In effetti, come rileva lo stesso Pasquino, non sono infrequenti i casi in cui la scrittura di un libro può giovare all’insegnamento tanto quanto la discussione in aula con gli studenti (e, più in generale, con qualsiasi uditorio minimamente partecipe) può andare in direzione di un perfezionamento dei passaggi di stesura di un’opera. Ciò posto, anche secondo Pasquino (sulla scia di Weber) l’intellettuale dedito all’insegnamento ha il dovere di non sfruttare la sua posizione per atteggiarsi da profeta e demagogo, eludendo il contraddittorio e la critica (p. 100/141). Coerentemente con questa impostazione, Pasquino dedica una riflessione specifica proprio alla pratica dialogica e di contraddittorio che, anche grazie al principio di falsificazione, consente all’intellettuale di confrontarsi con le contro-argomentazioni alle sue deduzioni e, in teoria, in tal modo, di affinare il suo atteggiamento a vantaggio della società (benché, del pari, come noto, l’attitudine all’ascolto, alla traduzione pratica delle proposte scientifiche e all’autocritica non sia una virtù particolarmente diffusa nell’ambito scientifico).
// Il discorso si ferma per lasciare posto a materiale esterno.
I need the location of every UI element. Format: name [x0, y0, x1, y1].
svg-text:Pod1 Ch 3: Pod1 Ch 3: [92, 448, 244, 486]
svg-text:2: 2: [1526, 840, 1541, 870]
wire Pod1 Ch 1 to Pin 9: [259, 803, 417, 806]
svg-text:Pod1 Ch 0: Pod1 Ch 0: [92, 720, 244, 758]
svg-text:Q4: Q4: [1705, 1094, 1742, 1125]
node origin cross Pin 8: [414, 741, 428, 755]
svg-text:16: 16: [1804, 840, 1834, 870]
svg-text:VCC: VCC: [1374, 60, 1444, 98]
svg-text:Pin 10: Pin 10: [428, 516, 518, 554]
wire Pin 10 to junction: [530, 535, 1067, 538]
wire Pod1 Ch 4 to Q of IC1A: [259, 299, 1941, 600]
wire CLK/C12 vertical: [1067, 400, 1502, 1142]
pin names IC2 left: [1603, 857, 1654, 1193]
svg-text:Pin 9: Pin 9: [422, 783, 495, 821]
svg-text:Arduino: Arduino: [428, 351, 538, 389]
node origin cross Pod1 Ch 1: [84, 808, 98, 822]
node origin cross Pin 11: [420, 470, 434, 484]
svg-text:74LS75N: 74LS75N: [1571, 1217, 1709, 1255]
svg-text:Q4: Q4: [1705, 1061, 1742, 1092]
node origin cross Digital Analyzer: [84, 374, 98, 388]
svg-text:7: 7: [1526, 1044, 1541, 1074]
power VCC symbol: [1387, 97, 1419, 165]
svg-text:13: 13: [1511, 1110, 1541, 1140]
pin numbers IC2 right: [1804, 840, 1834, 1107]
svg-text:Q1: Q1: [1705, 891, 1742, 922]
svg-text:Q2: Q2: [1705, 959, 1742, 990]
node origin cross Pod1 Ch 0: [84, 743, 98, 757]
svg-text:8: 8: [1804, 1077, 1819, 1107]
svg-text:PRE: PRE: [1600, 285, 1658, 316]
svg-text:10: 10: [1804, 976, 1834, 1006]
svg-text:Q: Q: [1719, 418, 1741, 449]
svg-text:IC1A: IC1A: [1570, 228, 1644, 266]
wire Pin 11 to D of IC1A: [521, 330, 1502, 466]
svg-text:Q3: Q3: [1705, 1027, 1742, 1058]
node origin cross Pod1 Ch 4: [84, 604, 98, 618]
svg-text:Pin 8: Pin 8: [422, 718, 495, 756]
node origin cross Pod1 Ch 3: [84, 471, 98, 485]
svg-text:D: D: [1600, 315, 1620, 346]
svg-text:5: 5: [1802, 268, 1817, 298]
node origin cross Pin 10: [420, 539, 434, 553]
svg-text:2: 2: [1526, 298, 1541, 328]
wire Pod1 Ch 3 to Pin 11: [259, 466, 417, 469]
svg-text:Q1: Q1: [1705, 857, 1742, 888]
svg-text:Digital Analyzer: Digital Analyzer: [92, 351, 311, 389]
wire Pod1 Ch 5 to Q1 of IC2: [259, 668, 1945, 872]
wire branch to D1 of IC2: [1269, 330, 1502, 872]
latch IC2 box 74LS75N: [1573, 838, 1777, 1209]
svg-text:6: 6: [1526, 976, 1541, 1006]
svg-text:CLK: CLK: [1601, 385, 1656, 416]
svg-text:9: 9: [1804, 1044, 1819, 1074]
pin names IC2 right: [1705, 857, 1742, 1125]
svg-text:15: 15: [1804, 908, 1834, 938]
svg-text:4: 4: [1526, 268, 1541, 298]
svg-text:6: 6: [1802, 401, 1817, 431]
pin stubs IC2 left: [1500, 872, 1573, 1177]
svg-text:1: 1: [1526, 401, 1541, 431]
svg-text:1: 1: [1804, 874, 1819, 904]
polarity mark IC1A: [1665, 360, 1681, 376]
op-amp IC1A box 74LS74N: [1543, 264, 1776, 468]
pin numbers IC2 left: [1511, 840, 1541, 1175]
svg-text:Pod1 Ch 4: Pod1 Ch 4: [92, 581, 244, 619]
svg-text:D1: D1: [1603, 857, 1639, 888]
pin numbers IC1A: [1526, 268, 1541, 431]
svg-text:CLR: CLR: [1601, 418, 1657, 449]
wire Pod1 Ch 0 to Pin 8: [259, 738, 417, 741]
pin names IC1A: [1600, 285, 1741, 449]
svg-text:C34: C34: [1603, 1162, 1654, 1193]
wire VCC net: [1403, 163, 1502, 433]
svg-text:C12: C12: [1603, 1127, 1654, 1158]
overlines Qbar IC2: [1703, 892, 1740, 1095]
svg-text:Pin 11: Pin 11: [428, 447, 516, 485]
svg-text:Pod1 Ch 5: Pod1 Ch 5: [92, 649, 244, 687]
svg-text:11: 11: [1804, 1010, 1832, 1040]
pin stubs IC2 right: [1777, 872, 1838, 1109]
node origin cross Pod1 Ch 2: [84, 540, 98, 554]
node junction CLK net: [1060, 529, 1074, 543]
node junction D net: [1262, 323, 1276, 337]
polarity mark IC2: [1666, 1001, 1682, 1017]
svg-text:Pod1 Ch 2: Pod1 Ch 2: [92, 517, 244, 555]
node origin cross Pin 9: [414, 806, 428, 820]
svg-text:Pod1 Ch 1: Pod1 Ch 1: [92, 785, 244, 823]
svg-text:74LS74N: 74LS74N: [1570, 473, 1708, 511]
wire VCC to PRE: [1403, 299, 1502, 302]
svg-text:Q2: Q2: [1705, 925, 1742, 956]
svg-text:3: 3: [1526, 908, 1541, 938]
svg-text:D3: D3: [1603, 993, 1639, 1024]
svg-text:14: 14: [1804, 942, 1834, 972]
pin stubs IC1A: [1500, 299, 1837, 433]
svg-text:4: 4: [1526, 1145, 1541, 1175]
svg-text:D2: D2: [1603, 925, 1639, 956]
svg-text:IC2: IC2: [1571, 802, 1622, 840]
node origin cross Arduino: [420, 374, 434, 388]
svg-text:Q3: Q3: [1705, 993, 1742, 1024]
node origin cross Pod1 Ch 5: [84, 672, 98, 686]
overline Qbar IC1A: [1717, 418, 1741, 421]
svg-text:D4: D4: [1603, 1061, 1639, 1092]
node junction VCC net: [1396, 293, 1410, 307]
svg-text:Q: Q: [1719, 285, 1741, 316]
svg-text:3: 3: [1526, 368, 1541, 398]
Anche grazie all’impostazione metodologica fatta propria da Pasquino, il volume offre un affresco di una parte, assai significativa, del mondo culturale italiano e, al contempo, si erge come riferimento pratico per tutti coloro che vorrebbero intraprendere un percorso di ricerca (non necessariamente in università). Nell’operare in questo senso, il libro dimostra tutta la sua originalità ed efficacia, offrendo al lettore sette lectio il cui valore formativo è impreziosito da uno stile e un’eleganza nell’intreccio, preziosa testimonianza di pubblica coerenza oltre che di rigore metodologico del loro autore.

Accanto a questi elementi, il volume si dimostra un’opera di un’estrema attualità, suggerendo itinerari sui quali gli stessi intellettuali (di ogni ordine e grado, per usare un’espressione cara alla Costituzione), dovrebbero orientare parte dei loro sforzi.

Eppure, negli ultimi anni la discussione sul ruolo degli intellettuali nel nostro Paese è emersa solo in rare occasioni, spesso dinanzi a proposte di riforma della legislazione universitaria o alle pratiche di valutazione della qualità della ricerca, limitatamente a specifiche aree disciplinari, senza riuscire ad imporsi al centro di un dibattito più ampio (come ad oggi sembrerebbe testimoniare lo scambio di opinioni verificatosi di recente nell’ambito del diritto costituzionale, nonostante le ottime premesse iniziali).

Ciò non è ammissibile. Il lavoro intellettuale, proprio perché orientato alla massima apertura scientifica, dall’onere di “spiegare costi, vantaggi, e inconvenienti delle scelte possibili”, ha una forte valenza pubblica, oltre che costituzionale, in quanto vettore di impegno scientifico, approfondimento culturale, consapevolezza sociale, e partecipazione politica – come testimonia il ricco percorso umano, scientifico e culturale di Gianfranco Pasquino, anche per questo autentico e coerente accademico repubblicano.

Per le stesse ragioni è però necessario non solo che i singoli intellettuali diventino maggiormente consapevoli del loro pubblico ruolo; ma anche che vengano approfonditi – all’interno del pluralismo istituzionale che informa la nostra comunità, in tutte le sue articolazioni – non solo l’impatto che i principi quali la trasparenza e la pubblicità possono avere nei loro rapporti con le altre comunità di esperti, il mondo produttivo, la politica e i cittadini, ma anche se e, eventualmente, quell’etica della responsabilità ad essi riferibile è suscettibile di orientare i nostri ordinamenti a sorreggerne il lavoro (nella sua proiezione, inevitabilmente, politica), promuovendo, innanzitutto la rimozione degli ostacoli di ordine economico e sociale, che, limitando di fatto la libertà e l’eguaglianza dei cittadini, impediscono il pieno sviluppo della persona umana e l’effettiva partecipazione di tutti i lavoratori all’organizzazione politica, economica e sociale del Paese.


[1] Gianfranco Pasquino, Il lavoro intellettuale. Cos’è, come si fa, Torino, UTET, 2023, 192 p.